PROOF 16 verifies every listed file references `88361194`. Adding a writer without the reference fails the gate.

**DON'T**: write HS via `fetch()` in skill markdown without going through the canonical helpers. Skill markdown CAN show example HS API code (PROOF 16 doesn't gate skill files because they're documentation, not executable code), but actual writes must originate from a Python helper that PROOF 16 can verify.

# Files

- `~/Library/Application Support/SkyRun/sot_reconciler.py` — the reconciler
- `~/Library/Application Support/SkyRun/gate_proof_runner.sh` — PROOF 16 (lines 705+)
- `~/.claude/scheduled-tasks/sot-reconciler/SKILL.md` — cron skill (every 15 min)
- `~/.claude/projects/-Users-josephbowens-Desktop-SkyRun/memory/RULES.md` — master rule registry
- `~/.claude/projects/-Users-josephbowens-Desktop-SkyRun/memory/feedback_hs_scope_joseph_only.md` — R-01 documentation

# State as of 2026-05-04 PM

- 866 SoT leads · 931 Joseph-owned HS contacts
- First live reconciler run: 58 patches landed (21 email primary syncs, 53 additional_emails syncs, 10 phone syncs, 11 missing-LID-token added)
- 5 HS API errors (operator-review)
- 4 F1 cross-contamination flagged
- 4 F2 dup-token flagged
- 0 F3 unowned-with-LID auto-claimed (correct — not Joseph's by R-01)
- Gate-proof: 92/92 passing including PROOF 16
- Cron: every 15 min, idempotent, max drift age = 15 min

# Joseph's bar (the standard the architecture must meet)

> "100% pristine data integrity across the entire system 100% of the time.
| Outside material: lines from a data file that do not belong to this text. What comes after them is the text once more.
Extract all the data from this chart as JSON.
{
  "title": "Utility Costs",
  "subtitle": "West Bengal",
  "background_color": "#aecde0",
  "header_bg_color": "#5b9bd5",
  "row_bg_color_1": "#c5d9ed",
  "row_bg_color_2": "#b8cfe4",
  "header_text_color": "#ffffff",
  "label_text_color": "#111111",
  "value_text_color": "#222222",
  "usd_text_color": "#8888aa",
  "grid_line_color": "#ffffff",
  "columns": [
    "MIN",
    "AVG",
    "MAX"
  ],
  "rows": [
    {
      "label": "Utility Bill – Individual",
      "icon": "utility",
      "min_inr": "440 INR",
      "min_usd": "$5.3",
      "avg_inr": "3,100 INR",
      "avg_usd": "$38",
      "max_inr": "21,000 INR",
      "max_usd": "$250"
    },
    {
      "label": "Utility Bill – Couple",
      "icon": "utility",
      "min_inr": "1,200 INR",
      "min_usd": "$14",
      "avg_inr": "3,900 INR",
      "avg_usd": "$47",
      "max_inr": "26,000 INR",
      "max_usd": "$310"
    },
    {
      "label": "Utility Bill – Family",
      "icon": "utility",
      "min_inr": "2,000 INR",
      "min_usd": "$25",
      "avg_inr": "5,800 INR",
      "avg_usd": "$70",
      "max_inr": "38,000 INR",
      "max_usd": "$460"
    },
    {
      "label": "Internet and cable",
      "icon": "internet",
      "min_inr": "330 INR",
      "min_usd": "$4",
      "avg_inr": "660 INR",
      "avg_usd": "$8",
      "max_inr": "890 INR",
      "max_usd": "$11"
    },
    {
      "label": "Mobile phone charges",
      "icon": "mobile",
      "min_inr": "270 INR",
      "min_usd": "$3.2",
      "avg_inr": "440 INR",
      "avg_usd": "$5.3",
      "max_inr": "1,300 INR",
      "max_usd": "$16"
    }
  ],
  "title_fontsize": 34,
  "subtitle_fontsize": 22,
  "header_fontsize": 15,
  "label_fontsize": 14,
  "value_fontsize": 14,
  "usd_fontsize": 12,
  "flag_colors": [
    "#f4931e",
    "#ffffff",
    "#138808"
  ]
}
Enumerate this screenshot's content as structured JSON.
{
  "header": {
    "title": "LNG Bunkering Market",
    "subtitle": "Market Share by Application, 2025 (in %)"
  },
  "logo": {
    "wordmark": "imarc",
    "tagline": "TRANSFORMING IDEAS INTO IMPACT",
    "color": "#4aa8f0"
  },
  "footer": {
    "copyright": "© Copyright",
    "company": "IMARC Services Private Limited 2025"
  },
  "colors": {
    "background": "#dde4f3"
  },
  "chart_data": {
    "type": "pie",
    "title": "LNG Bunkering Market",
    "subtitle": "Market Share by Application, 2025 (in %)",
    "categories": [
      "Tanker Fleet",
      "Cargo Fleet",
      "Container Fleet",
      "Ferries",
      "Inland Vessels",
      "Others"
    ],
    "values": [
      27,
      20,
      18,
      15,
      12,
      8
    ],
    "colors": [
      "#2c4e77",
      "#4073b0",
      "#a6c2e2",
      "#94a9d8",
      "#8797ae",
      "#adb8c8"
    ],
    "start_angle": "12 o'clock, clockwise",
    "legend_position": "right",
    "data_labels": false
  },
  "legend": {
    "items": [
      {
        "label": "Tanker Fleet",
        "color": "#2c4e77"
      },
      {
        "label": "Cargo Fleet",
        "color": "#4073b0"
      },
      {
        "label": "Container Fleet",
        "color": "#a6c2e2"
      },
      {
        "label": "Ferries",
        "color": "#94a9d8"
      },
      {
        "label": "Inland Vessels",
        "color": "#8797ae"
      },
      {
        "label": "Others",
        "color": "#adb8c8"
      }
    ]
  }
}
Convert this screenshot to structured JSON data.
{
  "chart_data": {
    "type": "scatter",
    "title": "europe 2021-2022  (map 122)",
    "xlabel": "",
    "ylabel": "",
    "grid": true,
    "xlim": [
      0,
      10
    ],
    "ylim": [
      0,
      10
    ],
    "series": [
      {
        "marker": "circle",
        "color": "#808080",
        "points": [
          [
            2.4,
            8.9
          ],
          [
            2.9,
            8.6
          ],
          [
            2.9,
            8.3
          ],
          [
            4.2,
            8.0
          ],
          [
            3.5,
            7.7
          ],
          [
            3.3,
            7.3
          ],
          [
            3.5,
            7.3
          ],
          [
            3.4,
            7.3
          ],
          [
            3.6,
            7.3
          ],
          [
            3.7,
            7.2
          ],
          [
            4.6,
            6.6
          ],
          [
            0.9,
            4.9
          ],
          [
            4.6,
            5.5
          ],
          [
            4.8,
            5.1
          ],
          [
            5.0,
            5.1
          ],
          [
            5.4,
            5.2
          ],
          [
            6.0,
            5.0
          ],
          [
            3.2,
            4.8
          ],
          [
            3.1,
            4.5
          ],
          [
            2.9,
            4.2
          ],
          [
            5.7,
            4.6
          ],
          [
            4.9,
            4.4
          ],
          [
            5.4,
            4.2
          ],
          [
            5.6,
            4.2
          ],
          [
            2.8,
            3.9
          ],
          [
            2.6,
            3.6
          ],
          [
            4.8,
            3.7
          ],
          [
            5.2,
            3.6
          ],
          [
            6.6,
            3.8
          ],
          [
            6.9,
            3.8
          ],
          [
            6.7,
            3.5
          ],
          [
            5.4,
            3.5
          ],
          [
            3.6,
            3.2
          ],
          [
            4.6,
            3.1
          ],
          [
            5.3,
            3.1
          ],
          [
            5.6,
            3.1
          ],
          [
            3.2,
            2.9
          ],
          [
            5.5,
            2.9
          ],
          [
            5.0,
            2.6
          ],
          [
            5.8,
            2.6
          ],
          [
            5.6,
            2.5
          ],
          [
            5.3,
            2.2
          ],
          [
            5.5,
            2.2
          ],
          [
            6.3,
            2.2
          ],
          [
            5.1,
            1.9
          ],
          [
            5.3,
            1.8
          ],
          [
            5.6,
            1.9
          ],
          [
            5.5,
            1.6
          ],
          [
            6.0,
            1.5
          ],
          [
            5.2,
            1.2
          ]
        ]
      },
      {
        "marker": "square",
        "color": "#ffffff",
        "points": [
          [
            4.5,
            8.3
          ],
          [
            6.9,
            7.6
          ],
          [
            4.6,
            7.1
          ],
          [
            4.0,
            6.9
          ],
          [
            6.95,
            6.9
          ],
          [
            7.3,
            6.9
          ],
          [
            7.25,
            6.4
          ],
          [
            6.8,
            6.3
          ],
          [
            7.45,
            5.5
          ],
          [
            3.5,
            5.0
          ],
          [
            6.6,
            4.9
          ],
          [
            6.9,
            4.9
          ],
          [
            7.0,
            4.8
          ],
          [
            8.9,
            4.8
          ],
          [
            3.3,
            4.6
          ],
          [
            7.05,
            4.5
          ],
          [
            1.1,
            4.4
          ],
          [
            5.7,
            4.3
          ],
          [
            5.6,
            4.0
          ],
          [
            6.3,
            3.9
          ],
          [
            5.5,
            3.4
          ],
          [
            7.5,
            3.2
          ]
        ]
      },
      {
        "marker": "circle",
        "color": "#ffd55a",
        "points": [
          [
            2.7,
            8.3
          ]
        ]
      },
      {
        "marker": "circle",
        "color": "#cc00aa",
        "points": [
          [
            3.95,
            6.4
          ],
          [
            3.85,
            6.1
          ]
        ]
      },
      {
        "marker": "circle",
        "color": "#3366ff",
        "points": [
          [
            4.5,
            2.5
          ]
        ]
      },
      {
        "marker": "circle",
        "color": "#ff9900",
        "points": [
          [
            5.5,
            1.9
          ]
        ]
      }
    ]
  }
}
Nothing should get lost or dropped or missed, EVER."

The reconciler is the mechanism that delivers this for the SoT↔HS axis. SmartLead axis enforcement is partial (Step 7b auto-load + bounce-handler rotation) — true 2-way SL reconciliation requires SL API access we don't have at our tier. The Step 7b CSV import path remains the bridge.